Continué hasta la plaza del Castillo, quería cruzarla en diagonal, buscando un garito por lo viejo donde tomar un café y leer un rato. Pero ahí estaban, alrededor del kiosco, los llegados de Alsasua, manifestándose en apoyo a los condenados por hostiar a funcionarios públicos y apalear a las mujeres que iban con ellos. Les acompañaban dos diputados de ERC, Tardà y Rufián, en la manifa muy floja de asistencia -pero muy floja- que tenían montada.
Estos dos después se grabaron un vídeo imitando una imitación de Rosalía en TV3 y nadie les importunó, ni el paseo ni la gilipolluá frente a la Casa de Sabicas. Calle del Carmen, vendrían o irían de la Herriko con be y o Taberna. Vaya par de tolais. En fin. Cuando se aburrieron supongo que se habrían vuelto todos al pueblo. Sin escolta policial.
Aquí nadie llenó de mierda la plaza del Castillo para que no pudieran montar su akelarre, ni nadie sacó la motosierra para amenazarles con cara de psicopatía, ni nadie apedreó sus vehículos, ni nadie se puso frente a ellos a insultarles cargaditos de odio, ni nadie se subió a las torres para tañer las campañas y que no pudieran recitarse sus mierdas en libertad. Ni se les recibió con pancartas demenciales como aquella de Os ahogaremos en la sangre de nuestros abortos que desplegaron cuando el catalán Rivera y el donostiarra Savater visitaron Alsasua.

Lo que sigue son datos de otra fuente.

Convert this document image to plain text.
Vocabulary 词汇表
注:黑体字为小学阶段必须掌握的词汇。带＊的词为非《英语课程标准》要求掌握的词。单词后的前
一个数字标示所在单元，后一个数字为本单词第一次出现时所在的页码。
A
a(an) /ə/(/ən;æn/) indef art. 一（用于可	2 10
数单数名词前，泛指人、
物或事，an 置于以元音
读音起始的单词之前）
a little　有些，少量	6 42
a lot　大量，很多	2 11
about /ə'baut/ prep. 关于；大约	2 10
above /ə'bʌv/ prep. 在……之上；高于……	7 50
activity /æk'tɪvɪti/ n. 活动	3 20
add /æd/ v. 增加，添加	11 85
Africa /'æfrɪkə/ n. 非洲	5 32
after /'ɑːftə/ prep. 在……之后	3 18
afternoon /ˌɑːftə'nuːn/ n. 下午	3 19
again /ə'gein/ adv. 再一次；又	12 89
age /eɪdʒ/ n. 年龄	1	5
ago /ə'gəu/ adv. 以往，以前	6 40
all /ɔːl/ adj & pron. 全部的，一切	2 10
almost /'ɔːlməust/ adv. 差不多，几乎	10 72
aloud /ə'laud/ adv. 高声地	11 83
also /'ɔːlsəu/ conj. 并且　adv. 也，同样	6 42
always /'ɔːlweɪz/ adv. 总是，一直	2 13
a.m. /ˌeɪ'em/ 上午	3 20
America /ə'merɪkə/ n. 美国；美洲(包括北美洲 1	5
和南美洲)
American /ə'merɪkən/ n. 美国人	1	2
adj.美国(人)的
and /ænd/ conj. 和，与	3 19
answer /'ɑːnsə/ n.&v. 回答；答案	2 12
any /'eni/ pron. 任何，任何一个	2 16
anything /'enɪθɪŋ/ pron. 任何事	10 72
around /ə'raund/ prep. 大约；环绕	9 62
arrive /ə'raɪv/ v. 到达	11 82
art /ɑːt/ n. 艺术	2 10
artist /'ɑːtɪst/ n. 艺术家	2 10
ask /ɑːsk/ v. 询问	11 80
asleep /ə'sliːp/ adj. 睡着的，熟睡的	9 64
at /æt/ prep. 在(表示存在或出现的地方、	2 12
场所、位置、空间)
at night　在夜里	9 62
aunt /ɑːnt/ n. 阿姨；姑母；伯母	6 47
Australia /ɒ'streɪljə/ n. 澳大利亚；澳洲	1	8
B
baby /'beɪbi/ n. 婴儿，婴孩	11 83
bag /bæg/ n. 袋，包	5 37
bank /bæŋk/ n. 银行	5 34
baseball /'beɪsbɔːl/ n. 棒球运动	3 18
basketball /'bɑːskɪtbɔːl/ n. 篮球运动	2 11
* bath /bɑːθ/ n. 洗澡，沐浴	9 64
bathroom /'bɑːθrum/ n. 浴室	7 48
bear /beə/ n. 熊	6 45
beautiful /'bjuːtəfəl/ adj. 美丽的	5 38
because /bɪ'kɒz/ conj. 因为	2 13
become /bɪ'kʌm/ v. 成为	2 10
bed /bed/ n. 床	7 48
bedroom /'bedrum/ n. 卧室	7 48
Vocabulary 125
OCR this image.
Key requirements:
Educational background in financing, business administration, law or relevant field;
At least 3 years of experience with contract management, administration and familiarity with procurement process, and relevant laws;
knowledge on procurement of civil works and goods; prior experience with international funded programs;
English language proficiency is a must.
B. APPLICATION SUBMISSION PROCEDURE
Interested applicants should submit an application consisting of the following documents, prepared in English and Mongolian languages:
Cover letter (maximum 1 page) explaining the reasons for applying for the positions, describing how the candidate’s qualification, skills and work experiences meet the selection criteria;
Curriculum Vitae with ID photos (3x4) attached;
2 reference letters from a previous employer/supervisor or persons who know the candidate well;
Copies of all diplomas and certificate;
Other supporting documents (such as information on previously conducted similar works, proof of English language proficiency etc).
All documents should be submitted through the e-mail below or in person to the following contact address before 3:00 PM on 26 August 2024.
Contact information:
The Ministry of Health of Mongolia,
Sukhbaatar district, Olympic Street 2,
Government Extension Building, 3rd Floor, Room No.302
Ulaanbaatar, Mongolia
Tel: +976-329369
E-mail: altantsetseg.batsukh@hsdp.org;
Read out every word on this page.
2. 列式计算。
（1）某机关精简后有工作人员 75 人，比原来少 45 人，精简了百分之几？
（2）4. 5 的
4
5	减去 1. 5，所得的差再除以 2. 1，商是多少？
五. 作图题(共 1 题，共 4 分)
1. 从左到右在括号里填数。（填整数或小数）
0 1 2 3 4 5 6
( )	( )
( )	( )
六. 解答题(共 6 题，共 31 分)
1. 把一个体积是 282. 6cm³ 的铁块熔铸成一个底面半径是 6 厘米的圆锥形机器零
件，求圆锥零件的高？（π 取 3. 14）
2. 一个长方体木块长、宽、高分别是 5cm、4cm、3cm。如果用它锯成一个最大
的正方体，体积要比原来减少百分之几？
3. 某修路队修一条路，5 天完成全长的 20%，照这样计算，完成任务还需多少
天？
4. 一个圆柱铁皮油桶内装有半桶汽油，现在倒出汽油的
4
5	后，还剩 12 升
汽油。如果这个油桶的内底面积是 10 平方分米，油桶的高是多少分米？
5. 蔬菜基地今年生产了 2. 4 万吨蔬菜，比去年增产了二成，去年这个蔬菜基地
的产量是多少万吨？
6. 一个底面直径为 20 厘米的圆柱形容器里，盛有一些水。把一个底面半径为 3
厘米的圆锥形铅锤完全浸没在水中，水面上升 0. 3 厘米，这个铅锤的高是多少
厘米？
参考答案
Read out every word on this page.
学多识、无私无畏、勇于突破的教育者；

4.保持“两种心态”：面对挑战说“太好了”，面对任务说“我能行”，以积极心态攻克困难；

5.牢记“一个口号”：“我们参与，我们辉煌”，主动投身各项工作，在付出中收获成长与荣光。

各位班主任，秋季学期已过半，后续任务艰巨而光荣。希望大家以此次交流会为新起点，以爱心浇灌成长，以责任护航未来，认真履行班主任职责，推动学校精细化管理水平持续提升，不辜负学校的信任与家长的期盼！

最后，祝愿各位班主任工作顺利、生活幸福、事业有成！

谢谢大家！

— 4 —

Yo me limité, por ejemplo, a cambiar de planes. Me imaginé que me topaba con la loca de la bici y me dio perezón. Giré hacia Carlos III hasta un bar de la avenida de Roncesvalles y en vez de un café, me pedí un crianza para acompañar la lectura. Había buen ambiente, ajenos todos a los de Alsasua. La noche estaba tibia y cada uno iba a sus cosas, a sus risas, a sus planes. Era sábado y se estaba a gusto en las terrazas.
Espero que hayan aprendido la lección de tolerancia que la capital les dio a los que vinieron desde Alsasua a, según su propio criterio, provocar a los habitantes de Pamplona, que estábamos muy tranquilos antes de que invadieran nuestras plazas y calles, con sus carracas y letanías, disfrutando en paz de la melancolía del otoño y del fin de semana en nuestra ciudad. Y eso es todo.